Et il respira avec frénésie ! Et soudain il comprit qu’en lui l’horreur se surajoutait à l’horreur : non ! On ne l’empoisonnait pas ! On cherchait seulement à dissiper cette torpeur artificielle qui l’empêchait de bien comprendre sa situation ! Il fallait qu’il comprît tout ! tout ! tout quoi ? Et il sentit son intelligence redevenir lucide, ses membres reprendre toute leur souplesse et toute leur vigueur, sa langue se délier.
Capestang, alors, comprit la vérité. Il crut comprendre. Il s’affirma qu’il comprenait : on l’avait attaché là pour le faire mourir de faim et de soif, comme il avait entendu dire que cela se pratiquait encore au fond de certaines oubliettes. Alors, l’horreur disparut. Du moment qu’il fut maître de toute sa pensée, du moment qu’il se trouva en présence de quelque chose de positif, si affreux que fût le supplice entrevu, il cessa d’avoir peur. Et ce fut d’une voix presque calme qu’il apostropha Belphégor :
"Chien maudit, espères-tu donc voir trembler un Capestang devant la mort ? Allons donc, démon ! Regarde, va ! installe-toi devant moi ! Regarde, étudie mon agonie, si longue qu’elle doive être. Et va ensuite rapporter à l’abominable vampire qu’est ta maîtresse, que le chevalier de Trémazenc de Capestang est mort comme il a vécu, sans peur."

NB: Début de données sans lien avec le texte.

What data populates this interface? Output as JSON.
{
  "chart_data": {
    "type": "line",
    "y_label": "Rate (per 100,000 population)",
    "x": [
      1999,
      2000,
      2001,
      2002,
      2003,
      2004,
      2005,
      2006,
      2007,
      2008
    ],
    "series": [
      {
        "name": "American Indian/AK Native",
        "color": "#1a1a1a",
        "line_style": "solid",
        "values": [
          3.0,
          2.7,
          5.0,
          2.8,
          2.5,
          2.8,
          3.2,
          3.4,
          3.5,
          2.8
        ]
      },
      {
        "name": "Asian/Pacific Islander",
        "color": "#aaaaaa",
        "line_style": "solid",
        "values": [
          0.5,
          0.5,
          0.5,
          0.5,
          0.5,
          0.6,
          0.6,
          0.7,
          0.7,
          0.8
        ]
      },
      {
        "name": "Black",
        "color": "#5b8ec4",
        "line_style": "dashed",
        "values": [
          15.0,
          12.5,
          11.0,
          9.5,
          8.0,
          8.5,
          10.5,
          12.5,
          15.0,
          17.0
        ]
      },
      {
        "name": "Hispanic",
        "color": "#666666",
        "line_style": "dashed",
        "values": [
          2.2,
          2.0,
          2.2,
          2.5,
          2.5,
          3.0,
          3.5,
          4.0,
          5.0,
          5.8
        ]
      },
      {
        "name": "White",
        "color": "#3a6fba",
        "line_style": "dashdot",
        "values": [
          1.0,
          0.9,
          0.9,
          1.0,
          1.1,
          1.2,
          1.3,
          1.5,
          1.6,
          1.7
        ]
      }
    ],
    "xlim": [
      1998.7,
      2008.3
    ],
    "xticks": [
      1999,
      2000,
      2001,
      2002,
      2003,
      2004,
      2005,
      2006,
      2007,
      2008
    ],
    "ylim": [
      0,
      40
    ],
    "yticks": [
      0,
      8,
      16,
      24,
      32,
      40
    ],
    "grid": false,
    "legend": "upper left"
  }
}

Belphégor le regarda un instant, et murmura :
"Bien."
Le même mot que lorsqu’il était venu s’assurer de l’artificielle docilité obtenue chez le prisonnier. Puis il sortit. Ce départ du Nubien fut un coup de foudre pour Capestang qui commença à entrevoir que peut-être il n’avait pas tout compris. Il bégaya :
"Bien ! Quoi, bien ? Il s’en va ? Il ne va donc pas assister à agonie ? Je ne vais donc pas mourir ici ?"
Quelques minutes se passèrent, bien courtes sans doute, mais suffisant pour qu’il pût mesurer ce qu’il y avait d’horreur présente et d’horreur encore inconnue en cette aventure : pris par des ennemis qui l’eussent infailliblement condamné à mort, il leur est arraché par une femme couvert de blessures, il est soigné par cette même femme jusqu’à guérison complète ; et alors, cette même femme le fait prendre et attacher, enchaîner à ce formidable engin dont il est impossible de soupçonner la destination... Qui est cette femme ? Mystère. Pourquoi l’avoir sauvé, guéri ? Mystère. Pourquoi le fait-elle attacher à la planchette ? Mystère. Que lui veut-elle ? Mystère. Veut-elle le tuer ? Mystère. Et si elle veut le tuer, quelle mort veut-elle lui infliger ? Mystère. C’était cette effroyable accumulation de mystère qui donnait à son aventure un caractère d’horreur. Et comme il songeait ainsi, tout à coup, il se rappela la deuxième partie de l’ordre infernal :
"Tu l’attacheras à la planchette... et tu le feras descendre."